Kontoor also spun out without the right IT system and relied on access to VF’s system while it installed its own enterprise resource planning system, which controls everything from the supply chain to how vendors get paid. 

“Ours, it was stable, it was just old,” Baxter said. “We needed the new ERP system. So we did two things that are the hardest things to do in business: spin off and then put it in the ERP system.”

Meanwhile, Baxter was trying to create a new corporate culture and identity for the company. 

“Most of your employees came from the old culture,” he said. “They were long tenured employees used to doing things a certain way. So you’ve got to start retraining and you’ve got to start reprogramming and rethinking about how you want your culture to look.”

That reset was important as the mission had changed and the jeans businesses no longer had to send the cash they generated to the larger company. 

“We were a cash cow and we referred to that often as a cash cow for the rest of the company,” Baxter said. “Now we were finally able to use our own money for ourselves. The brands hadn’t been invested in really, we hadn’t been building new product, designing new product or going after other channels.

A look from Lee Jeans.

A look from Lee.

Courtesy

“We started investing behind the brands and to, I guess, the surprise of a lot of people, the brands started responding really well, and the consumer started responding really well, and we started hiring some good people and all of a sudden a little bit of success and a little bit more success. And here we are today doing fairly well.”

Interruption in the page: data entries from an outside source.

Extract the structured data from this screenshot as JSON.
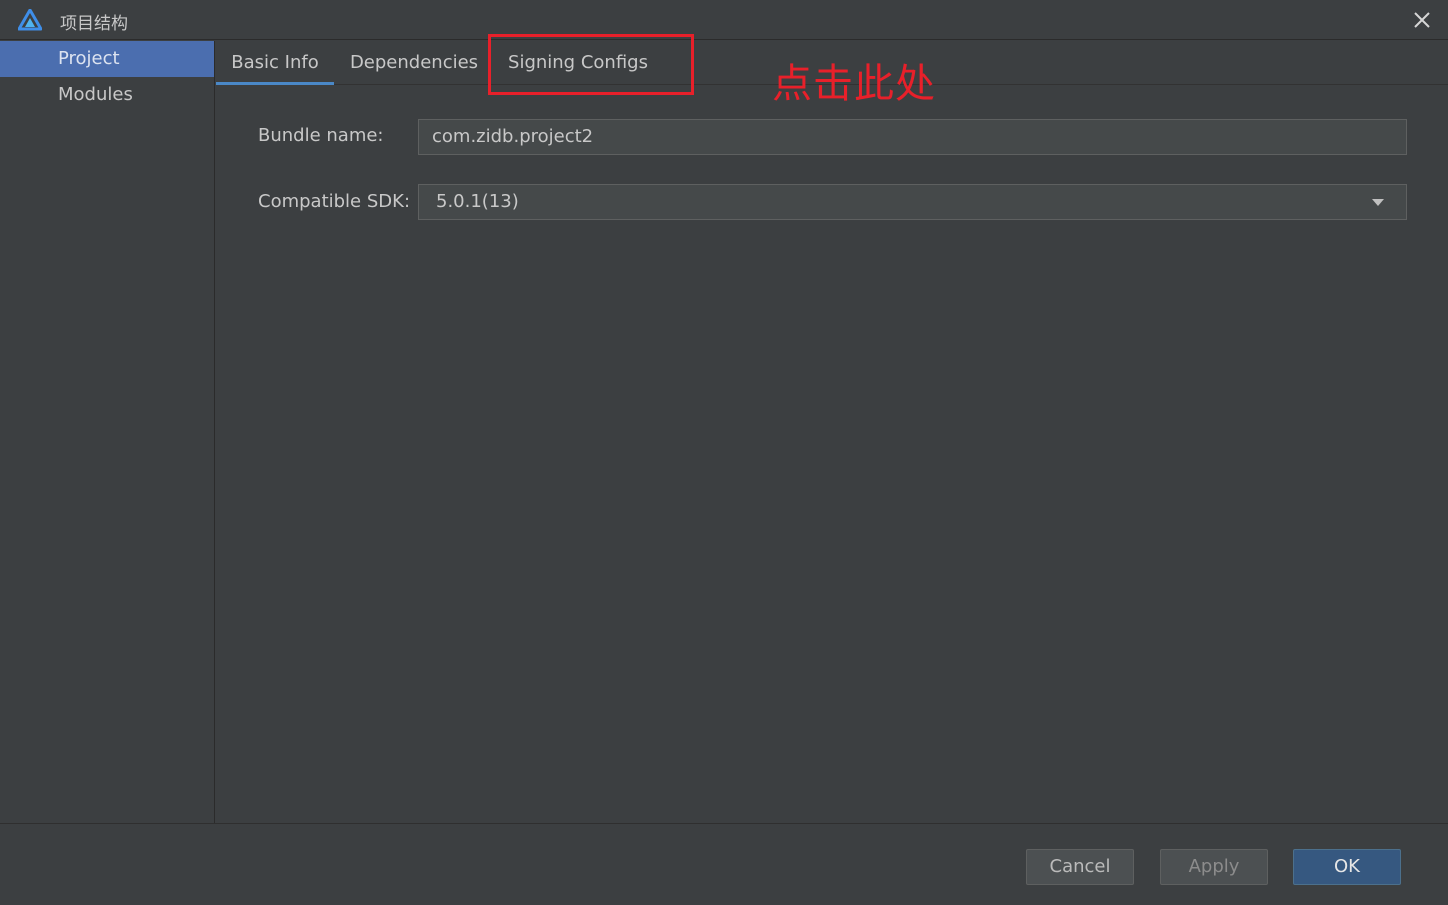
{
  "window": {
    "title": "项目结构",
    "close_icon": "close-icon",
    "logo_icon": "app-logo-icon"
  },
  "sidebar": {
    "items": [
      {
        "label": "Project",
        "selected": true
      },
      {
        "label": "Modules",
        "selected": false
      }
    ]
  },
  "tabs": [
    {
      "label": "Basic Info",
      "active": true
    },
    {
      "label": "Dependencies",
      "active": false
    },
    {
      "label": "Signing Configs",
      "active": false
    }
  ],
  "annotation": {
    "text": "点击此处",
    "color": "#e8202a"
  },
  "form": {
    "bundle_label": "Bundle name:",
    "bundle_value": "com.zidb.project2",
    "sdk_label": "Compatible SDK:",
    "sdk_value": "5.0.1(13)"
  },
  "footer": {
    "cancel": "Cancel",
    "apply": "Apply",
    "ok": "OK"
  },
  "colors": {
    "background": "#3c3f41",
    "selection": "#4b6eaf",
    "accent": "#4a88c7",
    "ok_button": "#365880"
  }
}
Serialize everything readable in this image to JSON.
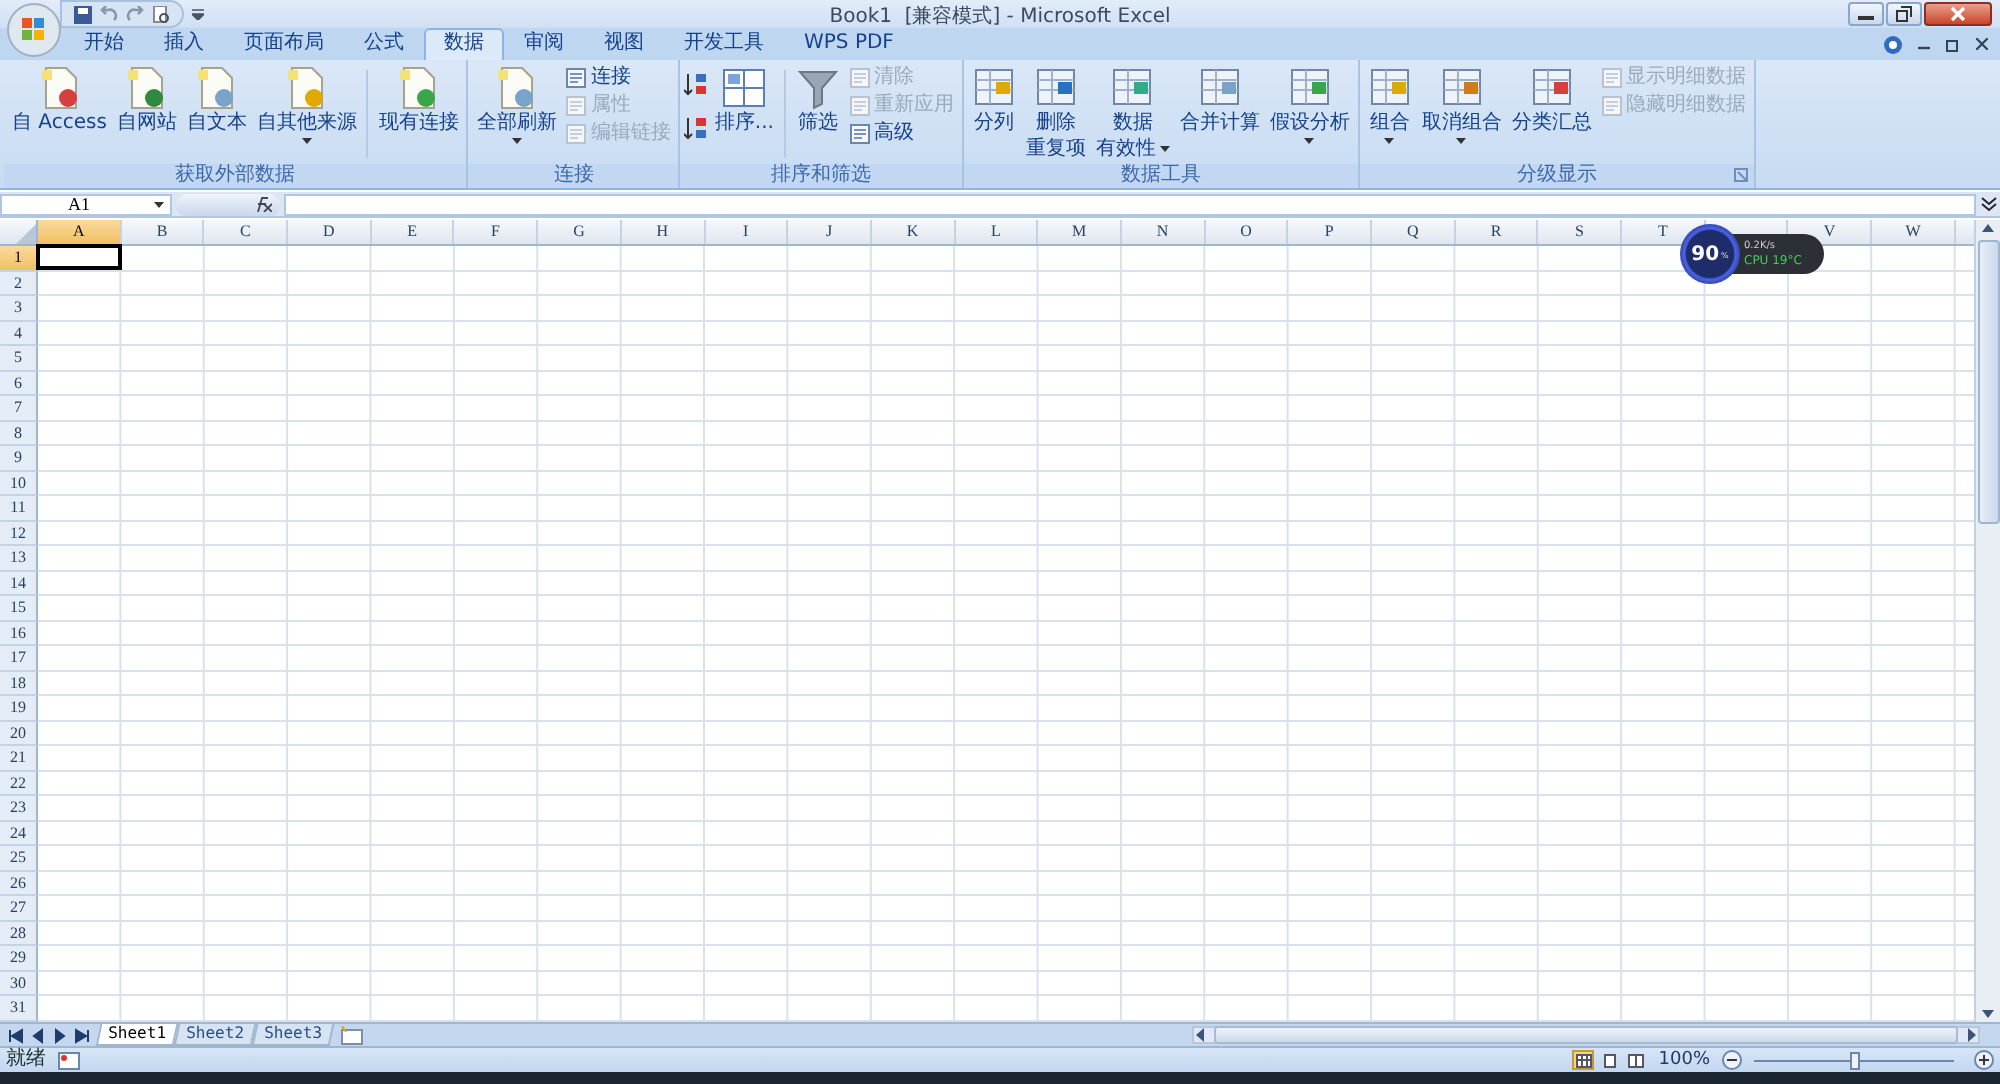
{
  "window": {
    "title": "Book1  [兼容模式] - Microsoft Excel"
  },
  "tabs": [
    {
      "label": "开始",
      "selected": false
    },
    {
      "label": "插入",
      "selected": false
    },
    {
      "label": "页面布局",
      "selected": false
    },
    {
      "label": "公式",
      "selected": false
    },
    {
      "label": "数据",
      "selected": true
    },
    {
      "label": "审阅",
      "selected": false
    },
    {
      "label": "视图",
      "selected": false
    },
    {
      "label": "开发工具",
      "selected": false
    },
    {
      "label": "WPS PDF",
      "selected": false
    }
  ],
  "ribbon": {
    "groups": [
      {
        "label": "获取外部数据",
        "launcher": false,
        "commands": [
          {
            "kind": "large",
            "label": "自 Access",
            "dropdown": false,
            "disabled": false
          },
          {
            "kind": "large",
            "label": "自网站",
            "dropdown": false,
            "disabled": false
          },
          {
            "kind": "large",
            "label": "自文本",
            "dropdown": false,
            "disabled": false
          },
          {
            "kind": "large",
            "label": "自其他来源",
            "dropdown": true,
            "disabled": false
          },
          {
            "kind": "separator"
          },
          {
            "kind": "large",
            "label": "现有连接",
            "dropdown": false,
            "disabled": false
          }
        ]
      },
      {
        "label": "连接",
        "launcher": false,
        "commands": [
          {
            "kind": "large",
            "label": "全部刷新",
            "dropdown": true,
            "disabled": false
          },
          {
            "kind": "small_stack",
            "items": [
              {
                "label": "连接",
                "disabled": false
              },
              {
                "label": "属性",
                "disabled": true
              },
              {
                "label": "编辑链接",
                "disabled": true
              }
            ]
          }
        ]
      },
      {
        "label": "排序和筛选",
        "launcher": false,
        "commands": [
          {
            "kind": "sort_pair"
          },
          {
            "kind": "large",
            "label": "排序...",
            "dropdown": false,
            "disabled": false
          },
          {
            "kind": "separator"
          },
          {
            "kind": "large",
            "label": "筛选",
            "dropdown": false,
            "disabled": false
          },
          {
            "kind": "small_stack",
            "items": [
              {
                "label": "清除",
                "disabled": true
              },
              {
                "label": "重新应用",
                "disabled": true
              },
              {
                "label": "高级",
                "disabled": false
              }
            ]
          }
        ]
      },
      {
        "label": "数据工具",
        "launcher": false,
        "commands": [
          {
            "kind": "large",
            "label": "分列",
            "dropdown": false,
            "disabled": false
          },
          {
            "kind": "large",
            "lines": [
              "删除",
              "重复项"
            ],
            "dropdown": false,
            "disabled": false
          },
          {
            "kind": "large",
            "lines": [
              "数据",
              "有效性"
            ],
            "dropdown": true,
            "disabled": false
          },
          {
            "kind": "large",
            "label": "合并计算",
            "dropdown": false,
            "disabled": false
          },
          {
            "kind": "large",
            "label": "假设分析",
            "dropdown": true,
            "disabled": false
          }
        ]
      },
      {
        "label": "分级显示",
        "launcher": true,
        "commands": [
          {
            "kind": "large",
            "label": "组合",
            "dropdown": true,
            "disabled": false
          },
          {
            "kind": "large",
            "label": "取消组合",
            "dropdown": true,
            "disabled": false
          },
          {
            "kind": "large",
            "label": "分类汇总",
            "dropdown": false,
            "disabled": false
          },
          {
            "kind": "small_stack",
            "items": [
              {
                "label": "显示明细数据",
                "disabled": true
              },
              {
                "label": "隐藏明细数据",
                "disabled": true
              }
            ]
          }
        ]
      }
    ]
  },
  "formula_bar": {
    "name_box": "A1"
  },
  "sheet": {
    "columns": [
      {
        "label": "A",
        "selected": true
      },
      {
        "label": "B",
        "selected": false
      },
      {
        "label": "C",
        "selected": false
      },
      {
        "label": "D",
        "selected": false
      },
      {
        "label": "E",
        "selected": false
      },
      {
        "label": "F",
        "selected": false
      },
      {
        "label": "G",
        "selected": false
      },
      {
        "label": "H",
        "selected": false
      },
      {
        "label": "I",
        "selected": false
      },
      {
        "label": "J",
        "selected": false
      },
      {
        "label": "K",
        "selected": false
      },
      {
        "label": "L",
        "selected": false
      },
      {
        "label": "M",
        "selected": false
      },
      {
        "label": "N",
        "selected": false
      },
      {
        "label": "O",
        "selected": false
      },
      {
        "label": "P",
        "selected": false
      },
      {
        "label": "Q",
        "selected": false
      },
      {
        "label": "R",
        "selected": false
      },
      {
        "label": "S",
        "selected": false
      },
      {
        "label": "T",
        "selected": false
      },
      {
        "selected": false
      },
      {
        "label": "V",
        "selected": false
      },
      {
        "label": "W",
        "selected": false
      }
    ],
    "rows": [
      {
        "label": "1",
        "selected": true
      },
      {
        "label": "2",
        "selected": false
      },
      {
        "label": "3",
        "selected": false
      },
      {
        "label": "4",
        "selected": false
      },
      {
        "label": "5",
        "selected": false
      },
      {
        "label": "6",
        "selected": false
      },
      {
        "label": "7",
        "selected": false
      },
      {
        "label": "8",
        "selected": false
      },
      {
        "label": "9",
        "selected": false
      },
      {
        "label": "10",
        "selected": false
      },
      {
        "label": "11",
        "selected": false
      },
      {
        "label": "12",
        "selected": false
      },
      {
        "label": "13",
        "selected": false
      },
      {
        "label": "14",
        "selected": false
      },
      {
        "label": "15",
        "selected": false
      },
      {
        "label": "16",
        "selected": false
      },
      {
        "label": "17",
        "selected": false
      },
      {
        "label": "18",
        "selected": false
      },
      {
        "label": "19",
        "selected": false
      },
      {
        "label": "20",
        "selected": false
      },
      {
        "label": "21",
        "selected": false
      },
      {
        "label": "22",
        "selected": false
      },
      {
        "label": "23",
        "selected": false
      },
      {
        "label": "24",
        "selected": false
      },
      {
        "label": "25",
        "selected": false
      },
      {
        "label": "26",
        "selected": false
      },
      {
        "label": "27",
        "selected": false
      },
      {
        "label": "28",
        "selected": false
      },
      {
        "label": "29",
        "selected": false
      },
      {
        "label": "30",
        "selected": false
      },
      {
        "label": "31",
        "selected": false
      }
    ]
  },
  "widget": {
    "value": "90",
    "unit": "%",
    "speed": "0.2K/s",
    "cpu": "CPU 19°C"
  },
  "sheet_tabs": [
    {
      "label": "Sheet1",
      "selected": true
    },
    {
      "label": "Sheet2",
      "selected": false
    },
    {
      "label": "Sheet3",
      "selected": false
    }
  ],
  "status_bar": {
    "status": "就绪",
    "views": [
      {
        "kind": "normal",
        "selected": true
      },
      {
        "kind": "page_layout",
        "selected": false
      },
      {
        "kind": "page_break",
        "selected": false
      }
    ],
    "zoom": "100%",
    "zoom_slider": {
      "level": 0.5
    }
  }
}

In a tough time for budget consumers wracked by inflation, Kontoor saw revenues dip 1 percent to $2.6 billion — slightly above the $2.5 billion in revenues seen in 2019. Net income last year totaled $231 million. And the journey continues with “Project Jeanius,” the company’s new effort to simplify and transform its processes further, creating $50 million and $100 million in gross profit improvement and cost savings.

Kontoor has gone beyond establishing itself and is reshaping for the future. Baxter said there’s no playbook on how to spin off a business — “you learn along the way” — but having done it once, he now sees more opportunities to set brands free from their portfolios. 

“When I look at a big business, when I look at a house of brands, I sit and I think about, ‘Wow, that doesn’t fit. That might perform better if it was spun off or if it was somewhere else.’”

Once is enough for Baxter, but he did have a few tips for anyone looking to bring a brand out on its own. 

“Establish a really good process, have open communication, and don’t allow the parent company to win every single battle,” he said. “We got hit pretty hard.”